Movement Disorders are clinical syndromes with either an excess of movement or a paucity of voluntary and involuntary movements, unrelated to weakness or spasticity. Movement disorders are synonymous with basal ganglia or extrapyramidal diseases. Movement disorders are conventionally divided into two major categorieshyperkinetic and hypokinetic.Hyperkinetic movement Disorders refer to dyskinesia, or excessive, often repetitive, involuntary movements that intrude upon the normal flow of motor activity.

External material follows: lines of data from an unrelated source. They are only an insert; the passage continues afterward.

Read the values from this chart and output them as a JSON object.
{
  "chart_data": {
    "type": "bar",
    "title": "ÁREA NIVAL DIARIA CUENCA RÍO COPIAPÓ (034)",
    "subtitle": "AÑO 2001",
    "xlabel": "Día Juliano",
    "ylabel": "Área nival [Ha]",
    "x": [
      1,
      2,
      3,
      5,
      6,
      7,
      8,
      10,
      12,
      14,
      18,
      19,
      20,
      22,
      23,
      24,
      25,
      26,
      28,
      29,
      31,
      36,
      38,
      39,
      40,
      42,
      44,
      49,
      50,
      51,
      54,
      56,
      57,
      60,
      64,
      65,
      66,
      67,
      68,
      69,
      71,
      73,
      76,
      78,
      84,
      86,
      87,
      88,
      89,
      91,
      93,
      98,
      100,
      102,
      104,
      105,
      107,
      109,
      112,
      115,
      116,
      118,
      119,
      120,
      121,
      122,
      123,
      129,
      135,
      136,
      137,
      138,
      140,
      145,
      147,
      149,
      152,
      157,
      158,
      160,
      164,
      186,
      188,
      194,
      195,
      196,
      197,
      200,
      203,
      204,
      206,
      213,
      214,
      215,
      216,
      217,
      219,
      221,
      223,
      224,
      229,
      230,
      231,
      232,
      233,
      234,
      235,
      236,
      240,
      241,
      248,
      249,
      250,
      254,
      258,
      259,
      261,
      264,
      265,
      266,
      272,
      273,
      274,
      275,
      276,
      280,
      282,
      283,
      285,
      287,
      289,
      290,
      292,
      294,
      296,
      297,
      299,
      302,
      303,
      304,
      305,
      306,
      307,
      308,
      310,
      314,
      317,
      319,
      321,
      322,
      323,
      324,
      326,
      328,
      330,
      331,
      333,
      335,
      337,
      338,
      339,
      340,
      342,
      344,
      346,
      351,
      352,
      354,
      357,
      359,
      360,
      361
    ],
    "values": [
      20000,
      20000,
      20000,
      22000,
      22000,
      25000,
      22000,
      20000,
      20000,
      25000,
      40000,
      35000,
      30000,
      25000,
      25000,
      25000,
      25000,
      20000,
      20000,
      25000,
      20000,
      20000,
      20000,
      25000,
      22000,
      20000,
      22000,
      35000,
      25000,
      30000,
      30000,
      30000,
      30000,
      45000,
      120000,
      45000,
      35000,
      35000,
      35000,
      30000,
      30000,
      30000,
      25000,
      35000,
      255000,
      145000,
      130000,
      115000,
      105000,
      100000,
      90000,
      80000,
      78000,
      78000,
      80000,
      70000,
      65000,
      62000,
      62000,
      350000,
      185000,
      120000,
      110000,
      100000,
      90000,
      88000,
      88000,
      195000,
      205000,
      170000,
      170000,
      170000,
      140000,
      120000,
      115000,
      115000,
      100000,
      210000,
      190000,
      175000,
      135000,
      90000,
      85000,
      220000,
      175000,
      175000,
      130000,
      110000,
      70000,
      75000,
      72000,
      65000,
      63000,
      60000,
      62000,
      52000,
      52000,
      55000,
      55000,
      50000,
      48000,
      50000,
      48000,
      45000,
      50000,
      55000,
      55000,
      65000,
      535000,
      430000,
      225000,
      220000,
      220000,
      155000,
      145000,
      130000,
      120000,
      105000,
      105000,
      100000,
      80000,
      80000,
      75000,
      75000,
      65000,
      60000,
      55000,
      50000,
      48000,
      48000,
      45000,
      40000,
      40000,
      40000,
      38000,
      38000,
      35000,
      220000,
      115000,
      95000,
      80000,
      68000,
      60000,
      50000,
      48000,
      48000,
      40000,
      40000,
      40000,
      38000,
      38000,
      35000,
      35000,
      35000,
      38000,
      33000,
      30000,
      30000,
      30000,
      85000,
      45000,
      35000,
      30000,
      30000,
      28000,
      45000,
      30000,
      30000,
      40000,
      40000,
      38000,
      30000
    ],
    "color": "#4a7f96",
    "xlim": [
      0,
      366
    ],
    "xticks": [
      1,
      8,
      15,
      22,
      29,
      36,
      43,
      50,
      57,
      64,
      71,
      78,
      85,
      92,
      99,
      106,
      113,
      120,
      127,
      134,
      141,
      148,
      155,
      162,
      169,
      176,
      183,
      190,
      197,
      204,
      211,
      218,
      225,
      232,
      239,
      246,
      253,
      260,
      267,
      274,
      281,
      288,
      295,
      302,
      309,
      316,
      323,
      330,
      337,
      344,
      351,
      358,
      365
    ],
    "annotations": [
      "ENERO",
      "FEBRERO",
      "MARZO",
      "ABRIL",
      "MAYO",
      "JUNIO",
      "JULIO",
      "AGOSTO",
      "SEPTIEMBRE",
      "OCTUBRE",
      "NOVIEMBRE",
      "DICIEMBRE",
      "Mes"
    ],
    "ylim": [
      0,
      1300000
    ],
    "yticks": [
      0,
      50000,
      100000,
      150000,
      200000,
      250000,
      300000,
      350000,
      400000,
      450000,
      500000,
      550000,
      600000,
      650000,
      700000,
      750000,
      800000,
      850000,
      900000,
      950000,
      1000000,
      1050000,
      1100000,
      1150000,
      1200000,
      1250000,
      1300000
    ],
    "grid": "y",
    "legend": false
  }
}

Hypokinetic movement Disorders refer to akinesia, hyperkinesia, bradykinesia, and rigidity. In primary movement disorders, the abnormal movement is the primary manifestation of the disorder. In secondary movement disorders, the abnormal movement is a manifestation of another systemic or neurological disorder.The cause of PD is unknown, with both inherited and environmental factors being believed to play a role. Those with a family member affected by PD are at an increased risk of getting the disease, with certain genes known to be inheritable risk factors. Other risk factors are those who have been exposed to certain pesticides and who have prior head injuries. Tobacco smokers and coffee and tea drinkers are at a reduced risk.

Conclusion

Diagnosis of typical cases is mainly based on symptoms, with motor symptoms being the chief complaint. Tests such as neuroimaging can be used to help rule out other diseases. Parkinson's disease typically occurs in people over the age of 60, of whom about one percent are affected. There is no cure for PD; treatment aims to improve the symptoms. Initial treatment is typically with the medications levodopa, MAO-B inhibitors, or dopamine agonists. As the disease progresses, these medications become less effective, while at the same time producing a side effect marked by involuntary muscle movements. At that time, medications may be used in combination and doses may be increased. Diet and certain forms of rehabilitation have shown some effectiveness at improving symptoms. Surgery to place microelectrodes for deep brain stimulation has been used to reduce motor symptoms in severe cases where drugs are ineffective.